Inicialmente, estava mantido para segunda (6) o julgamento de dois filhos da ex-parlamentar por envolvimento na morte do pastor. No entanto, a juíza decidiu adiar a audiência dos cinco réus após pedidos das defesas de Simone dos Santos Rodrigues e André Luiz de Oliveira.
Simone e André respondem por homicídio triplamente qualificado, tentativa de homicídio e associação criminosa armada, de acordo com informações do TJ-RJ (Tribunal de Justiça do Rio).
Condenações
Ao menos sete pessoas já foram julgadas por participação na morte do pastor Anderson do Carmo. O crime aconteceu no dia 16 de junho de 2019, em frente à casa da família em Pendotiba, em Niterói, na região metropolitana do Rio.

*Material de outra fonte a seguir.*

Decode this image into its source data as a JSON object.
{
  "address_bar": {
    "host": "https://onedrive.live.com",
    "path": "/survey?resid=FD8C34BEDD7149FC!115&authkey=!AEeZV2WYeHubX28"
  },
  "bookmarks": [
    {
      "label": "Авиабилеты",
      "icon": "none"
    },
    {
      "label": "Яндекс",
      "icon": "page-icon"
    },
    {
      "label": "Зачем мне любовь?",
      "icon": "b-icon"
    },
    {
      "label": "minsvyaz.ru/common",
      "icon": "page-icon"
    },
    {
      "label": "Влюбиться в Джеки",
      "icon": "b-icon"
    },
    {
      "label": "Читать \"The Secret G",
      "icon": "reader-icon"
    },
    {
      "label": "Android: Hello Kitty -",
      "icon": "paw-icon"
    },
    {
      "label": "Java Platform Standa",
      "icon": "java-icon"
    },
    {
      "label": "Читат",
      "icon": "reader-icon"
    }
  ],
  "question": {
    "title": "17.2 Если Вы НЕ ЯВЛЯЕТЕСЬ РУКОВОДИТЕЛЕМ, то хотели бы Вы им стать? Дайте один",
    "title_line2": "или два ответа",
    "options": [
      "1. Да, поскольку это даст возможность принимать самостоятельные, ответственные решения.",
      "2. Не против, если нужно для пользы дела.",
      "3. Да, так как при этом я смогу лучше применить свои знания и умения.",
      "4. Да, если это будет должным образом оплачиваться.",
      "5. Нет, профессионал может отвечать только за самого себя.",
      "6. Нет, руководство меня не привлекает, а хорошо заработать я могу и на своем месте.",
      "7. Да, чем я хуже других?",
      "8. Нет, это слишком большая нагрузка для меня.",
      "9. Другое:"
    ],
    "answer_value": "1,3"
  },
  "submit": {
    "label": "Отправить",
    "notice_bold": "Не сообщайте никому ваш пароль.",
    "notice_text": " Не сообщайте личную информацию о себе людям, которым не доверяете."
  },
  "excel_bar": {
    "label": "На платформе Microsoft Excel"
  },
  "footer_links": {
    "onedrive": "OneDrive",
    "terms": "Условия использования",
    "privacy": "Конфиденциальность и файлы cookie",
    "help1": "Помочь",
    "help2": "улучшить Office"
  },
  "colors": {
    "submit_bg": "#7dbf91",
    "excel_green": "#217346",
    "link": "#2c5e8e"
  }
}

Flávio dos Santos Rodrigues, filho biológico da ex-deputada federal Flordelis, foi condenado a mais de 33 anos de prisão por ter feito os disparos contra a vítima. Já o filho afetivo Lucas Cezar dos Santos de Souza, acusado de comprar a arma usada no crime, recebeu pena de 9 anos.

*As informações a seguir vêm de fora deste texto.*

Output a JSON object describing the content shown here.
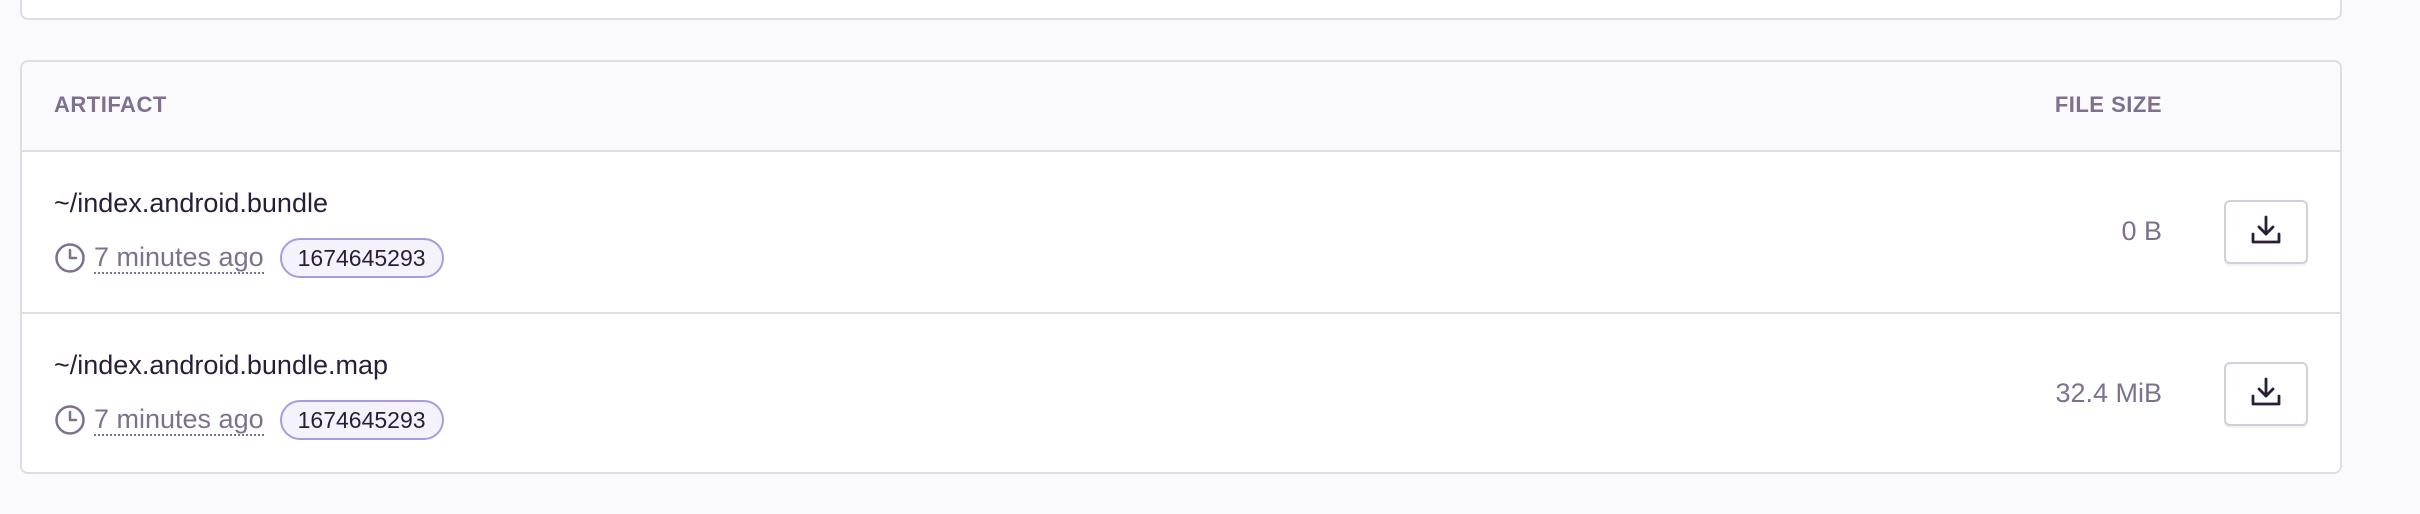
{
  "table": {
    "headers": {
      "artifact": "ARTIFACT",
      "file_size": "FILE SIZE"
    },
    "rows": [
      {
        "name": "~/index.android.bundle",
        "time_ago": "7 minutes ago",
        "tag": "1674645293",
        "size": "0 B",
        "action_icon": "download-icon",
        "meta_icon": "clock-icon"
      },
      {
        "name": "~/index.android.bundle.map",
        "time_ago": "7 minutes ago",
        "tag": "1674645293",
        "size": "32.4 MiB",
        "action_icon": "download-icon",
        "meta_icon": "clock-icon"
      }
    ]
  },
  "colors": {
    "background": "#faf9fb",
    "border": "#e0dce5",
    "text": "#2b1d38",
    "muted": "#80708f",
    "tag_border": "#a99be0",
    "tag_bg": "#f4f2fb"
  }
}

Outro filho biológico de Flordelis, Adriano dos Santos Rodrigues, foi condenado a quatro anos, seis meses e 20 dias de reclusão em regime inicialmente semiaberto por uso de documento ideologicamente falso e associação criminosa armada.
Já o filho afetivo Carlos Ubiraci Francisco da Silva ganhou liberdade condicional em abril deste ano, após ter sido condenado pelo crime de associação criminosa armada.
Além disso, o ex-PM Marcos Siqueira Costa e a esposa dele, Andrea Santos Maia também foram condenados no processo.